Humai e Gisele alertam que o período de transição trazido pelas PEC’s do Congresso Nacional é demasiadamente longo. Desse modo, não será possível observar os benefícios da reforma pelos próximos anos. “Muito pelo contrário, durante a transição, ocorrerá uma maior complexidade na tributação, com dois regimes em vigência. Isso acarretará em aumento de custos de conformidade e de gestão tributária; maior insegurança jurídica; e permanência dos conhecidos problemas das legislações dos atuais tributos até serem extintos em até 10 anos”, adverte Gisele. 

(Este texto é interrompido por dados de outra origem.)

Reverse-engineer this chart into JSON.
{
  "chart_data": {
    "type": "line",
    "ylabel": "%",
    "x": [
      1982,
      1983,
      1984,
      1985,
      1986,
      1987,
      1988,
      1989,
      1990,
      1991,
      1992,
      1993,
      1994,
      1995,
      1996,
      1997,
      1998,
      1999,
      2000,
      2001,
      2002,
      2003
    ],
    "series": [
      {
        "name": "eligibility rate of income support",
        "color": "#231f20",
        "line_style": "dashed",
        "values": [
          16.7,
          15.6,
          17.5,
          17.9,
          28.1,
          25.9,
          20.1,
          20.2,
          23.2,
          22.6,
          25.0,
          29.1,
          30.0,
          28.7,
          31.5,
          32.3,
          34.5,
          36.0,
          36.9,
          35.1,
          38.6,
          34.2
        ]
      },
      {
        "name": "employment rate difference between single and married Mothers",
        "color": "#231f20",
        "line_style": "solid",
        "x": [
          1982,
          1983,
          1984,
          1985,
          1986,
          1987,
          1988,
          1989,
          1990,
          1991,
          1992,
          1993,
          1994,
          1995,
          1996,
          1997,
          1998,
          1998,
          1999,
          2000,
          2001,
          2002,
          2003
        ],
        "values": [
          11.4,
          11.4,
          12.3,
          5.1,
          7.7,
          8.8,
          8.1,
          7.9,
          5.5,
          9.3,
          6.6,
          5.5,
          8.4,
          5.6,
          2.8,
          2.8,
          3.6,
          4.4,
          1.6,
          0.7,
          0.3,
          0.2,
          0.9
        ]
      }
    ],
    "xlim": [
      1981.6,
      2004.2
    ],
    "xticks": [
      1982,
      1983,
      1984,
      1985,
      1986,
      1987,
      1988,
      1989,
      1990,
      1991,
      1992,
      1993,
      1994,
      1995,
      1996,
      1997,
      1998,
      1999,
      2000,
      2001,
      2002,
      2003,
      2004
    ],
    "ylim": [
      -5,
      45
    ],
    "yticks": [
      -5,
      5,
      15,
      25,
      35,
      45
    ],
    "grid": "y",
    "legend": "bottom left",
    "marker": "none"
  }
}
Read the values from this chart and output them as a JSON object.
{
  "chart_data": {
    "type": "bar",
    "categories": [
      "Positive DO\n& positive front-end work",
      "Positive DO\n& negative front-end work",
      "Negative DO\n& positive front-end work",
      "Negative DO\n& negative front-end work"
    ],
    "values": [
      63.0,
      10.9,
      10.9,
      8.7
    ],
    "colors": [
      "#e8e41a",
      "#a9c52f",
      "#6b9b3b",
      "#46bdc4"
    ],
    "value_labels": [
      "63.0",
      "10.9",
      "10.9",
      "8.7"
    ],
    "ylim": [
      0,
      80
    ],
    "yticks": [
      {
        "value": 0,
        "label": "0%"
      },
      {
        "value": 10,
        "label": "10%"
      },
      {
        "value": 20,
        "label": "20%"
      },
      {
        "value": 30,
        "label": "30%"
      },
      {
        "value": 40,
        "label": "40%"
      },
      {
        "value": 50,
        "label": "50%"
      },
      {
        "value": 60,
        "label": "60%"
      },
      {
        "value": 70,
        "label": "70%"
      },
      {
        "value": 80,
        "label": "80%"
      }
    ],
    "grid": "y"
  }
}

Ainda sobre o período de transição, alguns pontos devem ser observados:
  • O período de transição longo serve exatamente para melhor absorção das mudanças tributárias, principalmente para os contribuintes. Já para os consumidores não faz tanta diferença; 
  • A proposta inicial traz um período de transição longo, fato. No entanto, pode não ser o prazo que seja apresentado ao final. A análise pelo relator serve exatamente para ajustar um período mais razoável;
  • A simplificação do sistema, com a eliminação de contenciosos administrativos e judiciais, contenção da guerra fiscal e diminuição de custos operacionais (contador e compliance), poderá compensar ou até superar eventuais ajustes de carga durante a transição.  

O presidente da Abrasce alerta ainda que o potencial inflacionário está sendo ignorado: a rigidez para baixa dos preços pode não proporcionar redução em setores beneficiados, como a indústria. Por outro lado, os segmentos afetados terão aumento.  

Como os shoppings estão no meio da cadeia produtiva e de comercialização, em tese, a isenção ou mesmo a imunidade, por si só não é a solução imediata. “Nosso setor está estruturado com múltiplos CNPJs. Os empreendedores, se forem contribuintes do IVA, a incidência será a redução de receita; o condomínio sofrerá aumento de custo sobre serviços adquiridos e o Fundo de Promoções e Propaganda tende a ser mais onerado na publicidade adquirida”, explica a gerente jurídica.

Há um outro agravante. Mesmo que não haja aumento de impostos sobre vendas, a tendência é a compra de serviços com custos muito mais elevados como vigilância, limpeza, energia, água, entre outros. “Se o aluguel não for taxado ou, pior, se o for, mas os custos forem incorridos em outro CNPJ, poderá haver um impacto duplo no modelo proposto”, acrescenta Gisele.

“A ocasião exige mecanismos para que se atravesse a crise. Não podemos ter a adoção de medidas que aumentem a complexidade do sistema e da carga tributária em si”, conclui Humai.